News Recap For 10-9-2020
Forbes: Is America Finally Ready To Become A Scientific Nation? — Forbes contributor Ethan Siegel lays out what he believes are the four pillars to putting scientific America back on the right track:”We can imagine a society where legitimate expertise was valued, and where all claims were subject to the scrutiny of the scientific consensus. We can envision a society where charlatans and snake-oil salespersons were exposed as frauds rather than lauded as celebrity gurus. And we can create an environment where it’s safe to go about our daily lives without a legitimate fear that those we come into contact with will infect us with a routinely preventable disease. We can trade an illusory and fallacious idea of what “freedom” is for actual freedom: the freedom to go about our lives knowing that doing so won’t put our lives at unnecessary risk.”

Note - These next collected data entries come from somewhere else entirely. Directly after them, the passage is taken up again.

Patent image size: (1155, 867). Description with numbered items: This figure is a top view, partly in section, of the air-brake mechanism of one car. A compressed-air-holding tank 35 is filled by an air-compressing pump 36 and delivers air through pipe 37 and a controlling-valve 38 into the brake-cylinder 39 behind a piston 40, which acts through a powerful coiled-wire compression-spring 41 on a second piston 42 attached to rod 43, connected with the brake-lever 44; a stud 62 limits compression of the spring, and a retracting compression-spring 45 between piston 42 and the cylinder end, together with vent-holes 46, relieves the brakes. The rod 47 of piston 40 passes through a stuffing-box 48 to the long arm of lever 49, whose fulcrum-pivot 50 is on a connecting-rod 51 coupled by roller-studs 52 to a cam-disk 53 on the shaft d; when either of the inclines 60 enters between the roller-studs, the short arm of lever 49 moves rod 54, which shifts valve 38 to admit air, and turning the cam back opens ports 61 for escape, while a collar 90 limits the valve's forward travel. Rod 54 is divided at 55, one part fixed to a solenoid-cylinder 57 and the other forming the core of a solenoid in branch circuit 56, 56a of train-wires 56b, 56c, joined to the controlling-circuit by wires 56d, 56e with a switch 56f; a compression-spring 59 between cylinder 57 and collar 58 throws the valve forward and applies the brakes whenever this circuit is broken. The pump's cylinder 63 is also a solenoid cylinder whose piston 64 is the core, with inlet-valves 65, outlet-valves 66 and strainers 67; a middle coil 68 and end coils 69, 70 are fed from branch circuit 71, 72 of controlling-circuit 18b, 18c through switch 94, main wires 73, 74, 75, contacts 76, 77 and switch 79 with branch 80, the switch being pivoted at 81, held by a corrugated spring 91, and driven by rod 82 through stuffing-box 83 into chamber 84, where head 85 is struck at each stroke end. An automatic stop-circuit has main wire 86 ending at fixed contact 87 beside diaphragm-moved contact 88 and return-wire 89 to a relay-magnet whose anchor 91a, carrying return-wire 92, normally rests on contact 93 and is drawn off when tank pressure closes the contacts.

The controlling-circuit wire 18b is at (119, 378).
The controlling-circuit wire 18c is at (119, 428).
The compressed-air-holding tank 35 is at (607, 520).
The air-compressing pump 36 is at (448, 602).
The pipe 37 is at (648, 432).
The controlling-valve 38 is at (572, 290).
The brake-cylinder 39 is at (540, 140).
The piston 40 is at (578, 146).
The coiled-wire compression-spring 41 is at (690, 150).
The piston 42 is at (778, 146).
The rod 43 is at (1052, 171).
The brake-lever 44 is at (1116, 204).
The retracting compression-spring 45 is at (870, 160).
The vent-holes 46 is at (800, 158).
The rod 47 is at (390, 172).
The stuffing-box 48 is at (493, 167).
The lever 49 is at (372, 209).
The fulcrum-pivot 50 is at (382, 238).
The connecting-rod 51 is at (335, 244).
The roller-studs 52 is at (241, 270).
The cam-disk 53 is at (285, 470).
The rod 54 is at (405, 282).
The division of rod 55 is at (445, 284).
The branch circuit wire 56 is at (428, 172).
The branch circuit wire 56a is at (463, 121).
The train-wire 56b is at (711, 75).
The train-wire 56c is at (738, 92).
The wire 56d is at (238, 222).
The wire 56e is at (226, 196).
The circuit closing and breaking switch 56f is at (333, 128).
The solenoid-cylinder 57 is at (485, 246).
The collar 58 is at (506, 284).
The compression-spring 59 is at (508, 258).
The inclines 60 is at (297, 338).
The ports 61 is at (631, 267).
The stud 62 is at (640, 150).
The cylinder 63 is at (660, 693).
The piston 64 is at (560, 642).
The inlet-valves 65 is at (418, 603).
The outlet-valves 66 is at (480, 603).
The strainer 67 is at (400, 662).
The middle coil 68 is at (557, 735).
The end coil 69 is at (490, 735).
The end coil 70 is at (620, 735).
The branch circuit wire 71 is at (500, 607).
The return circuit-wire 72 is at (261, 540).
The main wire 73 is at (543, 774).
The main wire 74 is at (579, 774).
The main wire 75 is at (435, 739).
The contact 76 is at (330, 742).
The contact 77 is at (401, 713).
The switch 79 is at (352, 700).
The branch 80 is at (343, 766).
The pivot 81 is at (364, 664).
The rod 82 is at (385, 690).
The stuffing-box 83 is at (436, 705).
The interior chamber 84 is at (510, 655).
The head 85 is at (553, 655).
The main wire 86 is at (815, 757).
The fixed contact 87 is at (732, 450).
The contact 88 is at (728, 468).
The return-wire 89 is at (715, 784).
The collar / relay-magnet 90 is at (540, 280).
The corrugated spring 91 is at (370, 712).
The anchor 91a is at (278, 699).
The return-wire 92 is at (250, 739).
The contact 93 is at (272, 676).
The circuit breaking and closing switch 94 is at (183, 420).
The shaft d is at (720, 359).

MLive: Nessel, AGs urge Congress to keep tough PFAS language in defense bill — Attorneys general from 18 states are urging congressional leaders to advance legislation that would force the U.S. Department of Defense to comply with state PFAS regulations. State standards, like those set in Michigan, are lower than a federal advisory level the military is using as a site remediation threshold around the country.
Competitive Enterprise Institute: EPA Chooses Scientific Approach on Chlorpyrifos: Supports Transparency, Rejects Junk Science — In a recently released draft risk assessment for the pesticide chlorpyrifos, the EPA determined that it would exclude some highly controversial research conducted at the Columbia Center for Children’s Environmental Health (CCCEH) because the center has refused to release the underlying data. Some environmentalist groups are crying foul, but the EPA maintains that transparency on behalf of the CCCEH is necessary for researchers to reproduce the result to determine if a study has any weight.
MarketWatch: Leading NY Landscaping Company Eliminates Glyphosate Use — Alternative Earthcare, a leading landscaping company in New York, announced it will stop using glyphosate-based herbicides on its customer properties. The company has partnered with EcoMIGHT, a leading provider of naturally organic weed and pest control products to serve its clients moving into the future. As the number of plaintiffs in the class action lawsuit against Bayer, a major manufacturer of glyphosate-based herbicides, tops 150,000, companies like Alternative Earthcare are looking for ways to insulate themselves from future litigation.
American Council on Science and Health: The Slow Suicide Of American Science — One scientist has identified trial lawyers (among other things) as an “existential threat” to American science. He argues: “Like vultures hunting for a carcass on a desert highway, trial lawyers lurk in the background, swooping down to win jackpot verdicts against large firms. The pattern is always the same: Activists blame chemical X for causing disease Y, usually based on very flimsy evidence, and then lawyers sue the largest multi-billion-dollar company they can find in the hope of making it rain money… Worse, trial lawyers undermine the integrity of science by pitting one scientist against another. Usually, one of them is correct and endorses the scientific consensus, while the other is spouting nonsense. This gives juries and judges (and the public) the impression that scientific analysis is simply one opinion among many.”